Now, it’s up to Ayumu and his friends to defeat the one creating the chaos in the dream world and create their own destiny in the process.

It’s very easy to like the characters here most especially Ayumu and Hariku. There’s just something special about their friendship. This story was told from multiple perspectives and I thought it’s more fun that way but I somehow feel the need to go back a page of two to remember who’s actually doing the narration at times. Those times are minimal though. The drawings at the end of each chapter will give us a preview of what’s about to happen next.

I find the storytelling a bit slow for my liking no matter how likable the characters are. I wished it was a bit shorter because it’s basically repeating itself midway through the story. It’s also a bit disconcerting reading about the characters’ feeling towards each other. Like, who will end up with whom. Of course, they’re still young but I got prickly about the whole “who’s doing who” business. I got alarmed when Neko started doing “it” with Ayumu but finally knowing their history in the past – I somehow see the connection they had. I was a bit mad though about the “I’m not gay” declaration by Hariku. I though it was clearly alluded from the start that he will reciprocate Ayumu’s feelings but dear lawd! No! It was pretty annoying to be honest. Of course not everyone in the genre can be gay but I wished Ayumu got a happy-ending of some sort for himself.

The “Mr. Mallory” angle was a bit predictable but I loved that the author made his character very much interesting and given how the story ended, I would expect a second book in the future and I do have this niggling feeling that Ayumu and Mallory will be more than friends in the future. He’s older like 10 years or so than Ayumu right? I’d say that’s totally fine!

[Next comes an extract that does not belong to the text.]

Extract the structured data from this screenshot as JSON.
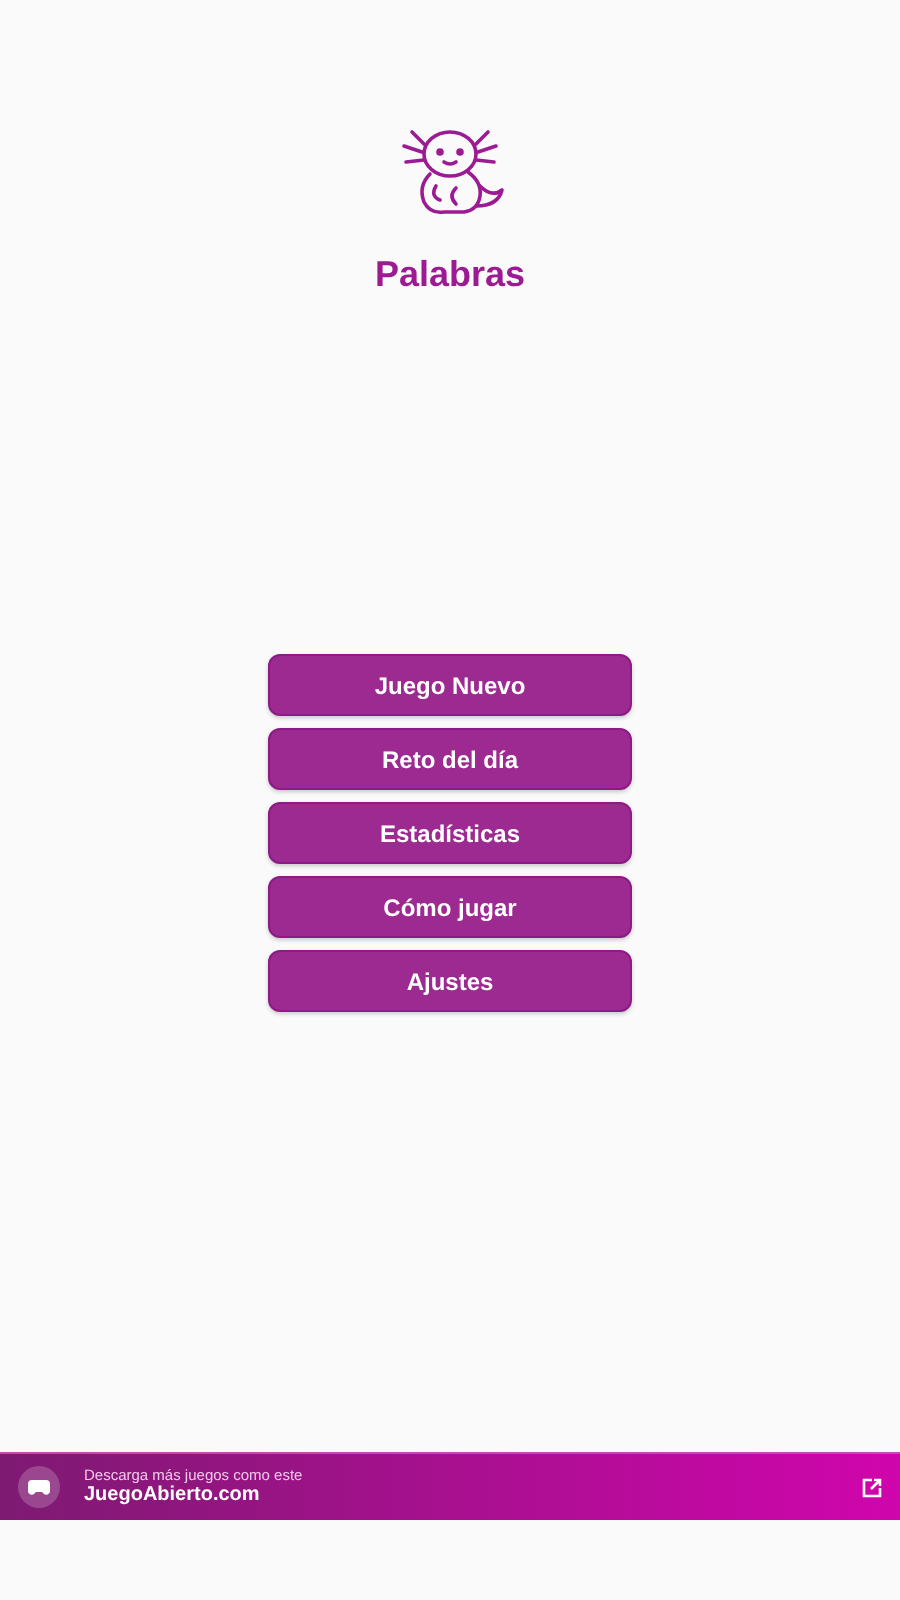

I don’t really know the culture in Japan especially in the secluded areas there so I’m kind of on the fence about how receptive the people are about same sex relationship. I mean it’s great and all but it’s not very realistic at all. Still, I loved how the author focuses on narrowing each character’s feelings towards each other and their plans for the future.

I’d really like to read a second book related to this one because it just felt unfinished. August Li surely knows how to write some really good premise but sometimes, I’m missing his point with some of the scenes which felt contrived at times. Overall though, I’m giving this book a four-star rating because despite my dislike with some of the characters development, I still think that it’s a solid book that represents the youth challenging them to be free about choices and believing in their ability and basically just being a decent human being.

Rating: 4 out of 5 stars

Published July 16th 2015 by Harmony Ink Press (first published May 21st 2015)

About The Author
August (Gus) Li is a creator of fantasy worlds. When not writing, he enjoys drawing, illustration, costuming and cosplay, and making things in general. He lives near Philadelphia with two cats and too many ball-jointed dolls. He loves to travel and is trying to see as much of the world as possible. Other hobbies include reading (of course), tattoos, and playing video games.